If you want to experience a faith that is guided by love, not mandated by rules . . .
then read One.Life and seek to live the authentic life of faith on Jesus’ terms.
McKnight’s Jesus Creed is the compass for living as a follower of Jesus that always points toward loving God and loving others; One.Life is the map that is incredibly personal yet only makes sense in community, which enables followers of Jesus to make the most of the One.Life they have to live.
So What?
McKnight contrasts two visions of what it means to be a Christian: the one presented to him as a young person and the one he now presents to his readers and students, which is based on his study of Jesus:
- A Christian is someone who has accepted Jesus; and the Christian life is the development of personal (private)practices of piety, separation from sin and the world, and a life dedicated to rescuing sinners from hell (p.15).
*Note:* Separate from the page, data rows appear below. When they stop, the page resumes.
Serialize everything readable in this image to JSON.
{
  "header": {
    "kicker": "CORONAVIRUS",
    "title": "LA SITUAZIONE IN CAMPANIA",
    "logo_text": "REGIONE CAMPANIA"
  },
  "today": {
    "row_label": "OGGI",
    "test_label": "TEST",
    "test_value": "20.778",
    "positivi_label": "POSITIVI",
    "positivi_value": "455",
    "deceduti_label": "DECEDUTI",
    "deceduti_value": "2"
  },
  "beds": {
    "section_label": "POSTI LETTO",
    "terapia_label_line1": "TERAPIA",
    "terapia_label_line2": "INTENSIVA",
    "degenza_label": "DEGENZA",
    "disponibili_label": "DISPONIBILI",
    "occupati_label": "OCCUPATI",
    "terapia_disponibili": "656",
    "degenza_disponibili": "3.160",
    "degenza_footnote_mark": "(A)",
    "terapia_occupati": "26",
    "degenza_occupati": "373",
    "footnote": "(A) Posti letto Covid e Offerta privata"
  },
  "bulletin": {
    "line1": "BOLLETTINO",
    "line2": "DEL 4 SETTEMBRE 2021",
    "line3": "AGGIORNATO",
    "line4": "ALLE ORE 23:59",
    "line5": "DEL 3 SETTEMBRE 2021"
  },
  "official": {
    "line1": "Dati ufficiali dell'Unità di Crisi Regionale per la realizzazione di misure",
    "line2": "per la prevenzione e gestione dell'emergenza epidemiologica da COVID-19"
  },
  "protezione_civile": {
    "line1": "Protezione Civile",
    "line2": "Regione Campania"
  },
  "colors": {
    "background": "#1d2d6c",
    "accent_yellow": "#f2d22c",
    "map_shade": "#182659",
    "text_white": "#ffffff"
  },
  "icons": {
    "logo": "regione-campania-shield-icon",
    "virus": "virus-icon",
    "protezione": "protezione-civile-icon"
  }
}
- A Christian is one who follows Jesus by devoting her or his One.Life to the kingdom of God, fired by Jesus’ own imagination, to a life of loving God and loving others, and to a society shaped by justice, especially for those who have been marginalized, to peace, and to a life devoted to acquiring wisdom in the context of the local church. This life can only be discovered by being empowered by God’s Spirit (p.106)
Have you experienced a similar shift in your understanding of what it means to be a Christian over the last several years? If so, how has it changed what it means to you to live as a follower of Jesus in the midst of the everydayness of life? If not, how would you characterize any shifting in your perspective or has it remained fixed? If it has remained fixed, are you open to allowing it to be reshaped should your study of Jesus lead in a new direction?
What are your initial impressions of McKnight’s description of what it means to be a Christian? How might this view be leveraged as a means not only to helping individual believers grow in their faith, but in helping communities of faith recapture the vision of Jesus for Christian unity?